Princess and heir to the throne of Thorvaldor, Nalia’s led a privileged life at court. But everything changes when it’s revealed, just after her sixteenth birthday, that she is a false princess, a stand-in for the real Nalia, who has been hidden away for her protection. Cast out with little more than the clothes on her back, the girl now called Sinda must leave behind the city of Vivaskari, her best friend, Keirnan, and the only life she’s ever known.
Sinda is sent to live with her only surviving relative, an aunt who is a dyer in a distant village. She is a cold, scornful woman with little patience for her newfound niece, and Sinda proves inept at even the simplest tasks. But when Sinda discovers that magic runs through her veins – long-suppressed, dangerous magic that she must learn to control – she realizes that she can never learn to be a simple village girl.
Returning to Vivaskari for answers, Sinda finds her purpose as a wizard scribe, rediscovers the boy who saw her all along, and uncovers a secret that could change the course of Thorvaldor’s history, forever.
Ironically, I finished this book the exact same day I finished Jennifer A. Nielson’s the False Prince. It was pretty funny actually. The two books have a lot in common. You’ll understand after you read the book. (Don’t want to give away spoilers on the amazing ending of the False Prince). Even on the outside, this book is really similar. There’s magic, danger, deception, a little bit a thriller, mystery, fantasy and just a dash of romance. Plus, they have two amazing authors whose last names sound the same in the beginning.
Haha, get it? Okay, I’m done.
This book really impressed me. Anyone’s book can have an interesting synopsis, but it’s an entirely different story with good writing, thoughtful, incisive characters, a plot full of twists and turns and no plot holes. There were too many books where I was bitterly disappointed and sorely wished that someone else had written the story so I could read it again with a fresh mind and be blown away by it. But alas, it is not to be so.
I admire amazing series and their authors, but I feel that it also takes great talent and ability to recognize when you should just stand back and say, “what I have is great. I’m gonna leave it alone now.” Don’t believe me? Look at movie producers. Transformers and Fast and Furious are just two of the many series that Hollywood has stretched out far too much. A movie does well? Great, they’re gonna make another one, no questions asked. It’s annoying, honestly, because I really, really love both Transformers and Fast and Furious. It was great because this was an amazing stand-alone novel and Jennifer A. Nielson is leaving it be. Not making a series. Two thumbs up for her.

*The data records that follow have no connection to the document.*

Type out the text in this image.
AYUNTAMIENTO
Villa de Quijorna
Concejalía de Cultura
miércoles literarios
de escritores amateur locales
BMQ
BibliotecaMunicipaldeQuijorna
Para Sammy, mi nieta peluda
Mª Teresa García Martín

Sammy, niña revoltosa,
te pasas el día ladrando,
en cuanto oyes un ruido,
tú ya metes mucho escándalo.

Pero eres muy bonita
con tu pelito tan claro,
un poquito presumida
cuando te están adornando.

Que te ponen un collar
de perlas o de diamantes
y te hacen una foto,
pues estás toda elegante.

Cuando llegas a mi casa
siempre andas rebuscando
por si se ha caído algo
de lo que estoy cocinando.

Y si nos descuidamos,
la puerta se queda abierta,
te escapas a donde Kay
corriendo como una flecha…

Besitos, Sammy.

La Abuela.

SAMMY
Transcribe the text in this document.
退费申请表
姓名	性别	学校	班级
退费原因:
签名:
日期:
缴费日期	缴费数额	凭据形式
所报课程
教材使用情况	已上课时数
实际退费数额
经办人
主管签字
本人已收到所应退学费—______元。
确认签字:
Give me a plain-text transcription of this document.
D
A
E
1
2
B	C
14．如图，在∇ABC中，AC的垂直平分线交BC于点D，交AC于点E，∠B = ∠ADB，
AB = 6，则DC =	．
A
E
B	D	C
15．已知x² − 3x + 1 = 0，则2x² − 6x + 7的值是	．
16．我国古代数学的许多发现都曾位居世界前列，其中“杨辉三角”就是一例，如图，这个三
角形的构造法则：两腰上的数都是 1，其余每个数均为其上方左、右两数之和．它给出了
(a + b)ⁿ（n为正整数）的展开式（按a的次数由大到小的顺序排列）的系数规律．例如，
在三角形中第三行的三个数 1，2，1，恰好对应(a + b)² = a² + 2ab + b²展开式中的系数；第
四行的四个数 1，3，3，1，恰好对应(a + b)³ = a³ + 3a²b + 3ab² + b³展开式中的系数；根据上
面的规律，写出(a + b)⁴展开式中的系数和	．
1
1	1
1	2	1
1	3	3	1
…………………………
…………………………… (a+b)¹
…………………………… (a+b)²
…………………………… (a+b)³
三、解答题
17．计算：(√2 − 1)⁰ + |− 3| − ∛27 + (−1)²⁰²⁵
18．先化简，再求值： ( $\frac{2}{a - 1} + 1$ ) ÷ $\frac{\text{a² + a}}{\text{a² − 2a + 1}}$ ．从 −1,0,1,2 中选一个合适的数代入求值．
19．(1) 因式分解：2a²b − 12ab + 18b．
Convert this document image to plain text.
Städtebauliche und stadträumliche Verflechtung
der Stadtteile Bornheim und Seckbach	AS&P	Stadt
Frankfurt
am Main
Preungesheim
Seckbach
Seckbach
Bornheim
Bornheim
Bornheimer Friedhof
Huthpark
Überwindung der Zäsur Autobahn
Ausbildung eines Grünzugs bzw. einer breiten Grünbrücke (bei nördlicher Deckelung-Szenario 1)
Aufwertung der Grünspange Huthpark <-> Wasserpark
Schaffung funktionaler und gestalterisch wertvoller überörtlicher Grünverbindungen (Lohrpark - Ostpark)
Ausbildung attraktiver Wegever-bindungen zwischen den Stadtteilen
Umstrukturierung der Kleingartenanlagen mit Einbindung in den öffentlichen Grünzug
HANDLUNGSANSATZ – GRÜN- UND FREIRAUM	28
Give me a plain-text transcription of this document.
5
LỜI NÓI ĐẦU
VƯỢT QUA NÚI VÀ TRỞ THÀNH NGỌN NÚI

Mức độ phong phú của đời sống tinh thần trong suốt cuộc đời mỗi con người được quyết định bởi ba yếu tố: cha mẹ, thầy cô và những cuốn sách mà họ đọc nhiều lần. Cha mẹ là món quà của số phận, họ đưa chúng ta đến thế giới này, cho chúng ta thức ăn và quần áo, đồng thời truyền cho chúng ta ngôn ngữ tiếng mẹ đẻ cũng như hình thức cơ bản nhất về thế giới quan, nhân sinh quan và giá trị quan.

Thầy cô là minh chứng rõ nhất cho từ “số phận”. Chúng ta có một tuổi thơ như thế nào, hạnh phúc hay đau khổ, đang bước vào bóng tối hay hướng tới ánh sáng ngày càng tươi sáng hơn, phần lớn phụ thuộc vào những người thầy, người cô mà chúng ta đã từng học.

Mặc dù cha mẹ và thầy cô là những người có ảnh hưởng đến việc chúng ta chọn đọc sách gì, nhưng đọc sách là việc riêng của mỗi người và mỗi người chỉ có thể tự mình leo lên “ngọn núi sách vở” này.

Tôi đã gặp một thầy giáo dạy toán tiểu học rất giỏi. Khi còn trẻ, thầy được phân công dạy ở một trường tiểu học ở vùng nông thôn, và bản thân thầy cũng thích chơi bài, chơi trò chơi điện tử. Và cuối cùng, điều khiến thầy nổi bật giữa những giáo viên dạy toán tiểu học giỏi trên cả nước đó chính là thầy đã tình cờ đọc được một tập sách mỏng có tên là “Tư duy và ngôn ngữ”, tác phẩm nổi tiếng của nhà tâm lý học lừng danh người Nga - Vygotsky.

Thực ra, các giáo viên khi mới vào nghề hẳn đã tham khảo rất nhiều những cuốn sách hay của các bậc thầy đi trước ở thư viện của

The mystery aspects to this story were handled very well. The magic that Sinda learns how to control is fun to read about and her adventures with Kiernan–her childhood friend–and the other characters, were delightful. I would’ve really liked to see more into the lives of the people, specifically the queen and kind, and learn what their reactions were like when they had to send away the kid they had raised for sixteen years. You see a little bit of it in the beginning, but not much. I also would’ve really enjoyed to have Sinda become closer with the aunt and kind of come back to that village for a while to reconcile with everyone, but it was okay that she didn’t. It was still a 4.2 star book. Highly recommend for fantasy fans, people who liked the False Prince, and girls 11-14.